The battle over a public housing project in Cartago province east of San José is heating up.
On Sunday morning, arsonists torched a car belonging to Oreamuno Mayor Marco Redondo, a fierce opponent of the Vista Hermosa low-income housing project.
He said he believes supporters of the $6.2 million project, which has languished unfilled for almost 18 months largely because of a shortage of potable water, are likely responsible.
The project was initiated under the administration of former President Abel Pacheco and called for housing 480 lowincome families.
Redondo, a member of the Citizen Action Party (PAC) swept into power in 2006 after the previous mayor was ousted in a corruption probe.
If supporters did burn his car, it would not be the first time Redondo was targeted, he said.
“What is clear is there is a history here. In September I was assaulted by potential (residents of the project) of this project after a city hall meeting. They arrive, fill the council chambers and generate pressure. And here, unfortunately, I have to say that each time municipal officials see a group like this, their knees shake and they wet their pants.”

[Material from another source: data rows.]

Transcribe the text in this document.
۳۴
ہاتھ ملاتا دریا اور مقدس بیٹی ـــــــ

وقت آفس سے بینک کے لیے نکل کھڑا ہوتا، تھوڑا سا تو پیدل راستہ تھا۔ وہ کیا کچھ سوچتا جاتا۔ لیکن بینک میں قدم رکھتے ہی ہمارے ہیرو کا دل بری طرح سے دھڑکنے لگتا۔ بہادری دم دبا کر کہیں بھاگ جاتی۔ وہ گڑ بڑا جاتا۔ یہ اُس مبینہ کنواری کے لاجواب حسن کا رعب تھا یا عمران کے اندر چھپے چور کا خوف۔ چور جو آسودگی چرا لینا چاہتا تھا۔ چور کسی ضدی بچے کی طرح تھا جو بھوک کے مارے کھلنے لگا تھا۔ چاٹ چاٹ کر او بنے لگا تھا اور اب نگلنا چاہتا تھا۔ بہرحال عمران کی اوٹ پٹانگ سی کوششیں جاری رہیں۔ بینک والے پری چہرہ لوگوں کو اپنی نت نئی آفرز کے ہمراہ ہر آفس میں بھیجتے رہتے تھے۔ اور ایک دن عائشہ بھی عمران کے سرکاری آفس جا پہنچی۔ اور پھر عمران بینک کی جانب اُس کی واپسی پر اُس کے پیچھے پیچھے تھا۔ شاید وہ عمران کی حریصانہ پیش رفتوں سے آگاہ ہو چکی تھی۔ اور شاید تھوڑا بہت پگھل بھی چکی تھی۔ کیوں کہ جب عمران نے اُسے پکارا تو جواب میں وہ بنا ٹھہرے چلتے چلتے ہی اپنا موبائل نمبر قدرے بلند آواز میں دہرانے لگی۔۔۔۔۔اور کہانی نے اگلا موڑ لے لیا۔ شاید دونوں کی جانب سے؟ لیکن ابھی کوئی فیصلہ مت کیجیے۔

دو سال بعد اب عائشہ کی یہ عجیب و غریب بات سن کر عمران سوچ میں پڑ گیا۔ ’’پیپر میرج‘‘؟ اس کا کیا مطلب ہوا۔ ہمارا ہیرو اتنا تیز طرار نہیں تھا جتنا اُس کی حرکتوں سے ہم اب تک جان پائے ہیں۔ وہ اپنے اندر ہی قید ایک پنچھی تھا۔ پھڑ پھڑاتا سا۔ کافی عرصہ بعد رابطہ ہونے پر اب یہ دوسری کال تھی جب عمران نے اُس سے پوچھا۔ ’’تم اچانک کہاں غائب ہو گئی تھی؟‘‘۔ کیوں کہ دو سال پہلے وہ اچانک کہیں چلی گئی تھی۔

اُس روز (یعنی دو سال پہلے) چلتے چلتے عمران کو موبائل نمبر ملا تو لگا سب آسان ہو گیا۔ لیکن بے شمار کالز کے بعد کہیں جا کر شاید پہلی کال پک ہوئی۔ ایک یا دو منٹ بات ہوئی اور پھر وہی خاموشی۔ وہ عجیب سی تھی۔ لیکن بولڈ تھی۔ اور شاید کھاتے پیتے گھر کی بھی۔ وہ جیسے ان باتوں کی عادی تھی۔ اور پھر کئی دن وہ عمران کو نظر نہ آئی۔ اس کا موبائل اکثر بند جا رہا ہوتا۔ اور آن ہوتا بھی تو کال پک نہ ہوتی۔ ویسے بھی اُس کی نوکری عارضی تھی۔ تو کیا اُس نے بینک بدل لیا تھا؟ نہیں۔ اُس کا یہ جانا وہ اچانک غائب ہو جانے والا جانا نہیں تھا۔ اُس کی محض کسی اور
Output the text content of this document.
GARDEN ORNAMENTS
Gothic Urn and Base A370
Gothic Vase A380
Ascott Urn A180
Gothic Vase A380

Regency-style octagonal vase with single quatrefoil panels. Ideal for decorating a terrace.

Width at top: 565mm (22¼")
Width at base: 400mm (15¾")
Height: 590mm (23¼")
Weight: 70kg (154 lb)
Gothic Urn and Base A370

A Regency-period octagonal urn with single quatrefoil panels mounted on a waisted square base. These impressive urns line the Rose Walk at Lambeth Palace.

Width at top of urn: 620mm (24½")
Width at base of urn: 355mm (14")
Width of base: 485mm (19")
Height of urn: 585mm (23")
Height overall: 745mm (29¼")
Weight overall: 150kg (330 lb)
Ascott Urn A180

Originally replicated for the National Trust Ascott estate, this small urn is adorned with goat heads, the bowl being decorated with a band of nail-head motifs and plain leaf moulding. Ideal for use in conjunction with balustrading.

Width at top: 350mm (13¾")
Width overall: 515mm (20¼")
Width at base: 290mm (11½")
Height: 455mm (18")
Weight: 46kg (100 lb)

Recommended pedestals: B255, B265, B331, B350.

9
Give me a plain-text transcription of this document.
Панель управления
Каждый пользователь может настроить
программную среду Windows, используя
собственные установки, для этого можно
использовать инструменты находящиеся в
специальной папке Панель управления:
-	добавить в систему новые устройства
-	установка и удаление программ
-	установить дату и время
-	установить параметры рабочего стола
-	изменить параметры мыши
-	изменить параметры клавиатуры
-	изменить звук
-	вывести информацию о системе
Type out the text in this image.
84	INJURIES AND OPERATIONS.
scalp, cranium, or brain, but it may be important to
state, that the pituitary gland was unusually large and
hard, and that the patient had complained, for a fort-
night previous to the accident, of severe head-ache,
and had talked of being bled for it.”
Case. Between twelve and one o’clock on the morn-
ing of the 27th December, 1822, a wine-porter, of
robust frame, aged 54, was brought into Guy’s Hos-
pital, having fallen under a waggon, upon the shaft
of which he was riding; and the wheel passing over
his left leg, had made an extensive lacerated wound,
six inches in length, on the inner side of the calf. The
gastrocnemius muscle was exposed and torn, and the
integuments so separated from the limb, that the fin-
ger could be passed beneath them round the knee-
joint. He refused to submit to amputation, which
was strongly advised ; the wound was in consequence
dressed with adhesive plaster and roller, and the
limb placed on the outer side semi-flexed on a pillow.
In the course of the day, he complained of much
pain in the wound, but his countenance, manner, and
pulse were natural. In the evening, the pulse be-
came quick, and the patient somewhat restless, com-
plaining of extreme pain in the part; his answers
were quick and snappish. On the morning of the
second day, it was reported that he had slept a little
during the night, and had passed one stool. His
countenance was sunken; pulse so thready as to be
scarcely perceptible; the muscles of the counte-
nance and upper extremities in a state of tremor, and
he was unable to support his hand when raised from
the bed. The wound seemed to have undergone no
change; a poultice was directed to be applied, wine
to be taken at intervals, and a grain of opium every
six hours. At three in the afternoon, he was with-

Redondo emphasized he is not a pantswetter, no matter the pressure against him.
That pressure includes an order from the country’s Constitutional Chamber of the Supreme Court to advance the project, an order he appears to be flouting, and an investigation by the Comptroller General’s office.
“This project represents everything a government shouldn’t do,” said the mayor, who before being elected led a vocal local movement against the project. “The important thing is it has induced citizens to turn to violence.”
Redondo said he opposes the project because it will disproportionately benefit outsiders, that is, anyone not from his town, and put a strain on local resources, especially the drinking water system. One of his first acts as mayor was to suspend the engineer responsible for work on the project.
“Our water infrastructure is already at the point of collapse,” he said. “They (supporters) haven’t wanted to see the reality.”
Other local politicians confirmed the water problems.
Canton Commissioner Elena Córdova, also of PAC, said the mayor was acting responsibly.
“The new aqueduct needs to be realized before the project can go forward,” she said. “I consider the (federal) government responsible for water collection.”
Canton President Gladys Coto, of the Social Christian Unity Party (PUSC), said she blames Redondo for obstructing the project. But she also said the water issue is a major impediment.
“The mayor needs to comply with what he needs to comply with,” she said, referring to the court order against him. “Now, we are trying to invest in water in order to solve these problems.”
Coto said the Finance Ministry is examining the possibility of funding, partially with a $20 million gift from China, a new aqueduct project in San Rafael that would alleviate the region’s water problems.
The Vista Hermosa project has been plagued by problems since its inception.
According to the daily La Nación, an ongoing prosecutor’s investigation discovered the names of some potential residents included dead people and demonstrated that the land asold for the project was overvalued.